Le dernier film d’Albert Dupontel, Adieu les cons, sorti le 21 octobre au cinéma, est une comédie surprenante tant par son point de vue critique sur la société actuelle que par les choix esthétiques audacieux du réalisateur.
Virginie Efira est Suze Trappet, une mère qui a dû abandonner son enfant au moment de son adolescence et qui, à 43 ans, est gravement malade. Le réalisateur-scénariste-acteur Albert Dupontel joue le rôle de Jean-Baptiste Cuchas un fonctionnaire bosseur qui se voit mis sur le banc de touche par son patron de façon injuste. Les deux personnages principaux se rencontrent grâce à une suite de péripéties qui les amène dans les archives tenues par M. Blin, un aveugle victime de la police. Les trois personnages partent alors dans une quête quelque peu loufoque pour retrouver l’enfant de Suze.

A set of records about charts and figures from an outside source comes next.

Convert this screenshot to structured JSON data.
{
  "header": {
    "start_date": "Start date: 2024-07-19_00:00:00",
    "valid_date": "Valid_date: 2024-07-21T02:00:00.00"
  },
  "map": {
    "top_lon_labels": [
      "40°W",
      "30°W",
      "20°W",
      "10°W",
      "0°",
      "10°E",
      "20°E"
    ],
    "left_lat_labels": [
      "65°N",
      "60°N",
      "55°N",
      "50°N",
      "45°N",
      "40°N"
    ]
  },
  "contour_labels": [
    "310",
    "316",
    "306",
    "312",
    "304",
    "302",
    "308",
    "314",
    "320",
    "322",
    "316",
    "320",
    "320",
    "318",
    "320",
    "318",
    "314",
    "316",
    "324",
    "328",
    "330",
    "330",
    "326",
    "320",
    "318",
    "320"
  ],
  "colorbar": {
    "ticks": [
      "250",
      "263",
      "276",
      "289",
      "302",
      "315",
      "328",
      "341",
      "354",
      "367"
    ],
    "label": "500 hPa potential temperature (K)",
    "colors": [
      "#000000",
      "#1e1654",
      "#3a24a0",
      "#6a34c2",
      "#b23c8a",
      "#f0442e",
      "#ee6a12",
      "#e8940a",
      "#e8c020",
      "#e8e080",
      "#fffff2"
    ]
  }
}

Le scenario en lui-même n’est pas l’atout du film et certaines scènes ne sont pas franchement des réussites. L’utilisation d’un procédé très cliché de narration quand Suze tombe contre l’armoire à livre et en ramassant les livres elle trouve comme par hasard LE document dont elle avait besoin, ou encore le travelling avant sur le personnage du médecin qui est censé être un moment émouvant mais qui est ridicule, enfin, la légitimation du comportement douteux du fils biologique de Suze envers la femme qu’il aime (il la suit, s’installe près de chez elle, lui envoie des lettres anonymes etc.) constitue aussi une maladresse un petit peu dérangeante. Néanmoins, ces erreurs ne dominent pas le film et ne gênent pas l’appréciation du reste du film surtout lorsque l’on se penche sur le fond du film et sur ce qu’il critique avec justesse. Les héros du film sont les ratés de la vie réelle, ce sont ceux qui sont broyés par la machine destructrice qu’est la société contemporaine. Les trois sont morts à cause de leur travail : Cuchas et son suicide raté, Suze et sa maladie de travail et M. Blin mort socialement depuis qu’il a perdu la vue en faisant son travail. Les trois sont oubliés du monde, même leur médecin ou leur patron n’arrive pas à retenir leur nom telle est leur insignifiance. Dans ce monde uniformisé où les marginaux ne trouvent pas leur place le film en fait exister trois. Tout cela est subtilement illustré à deux moments par la mise en scène d’ascenseur qui font écho à la notion sociologique d’ascenseur social.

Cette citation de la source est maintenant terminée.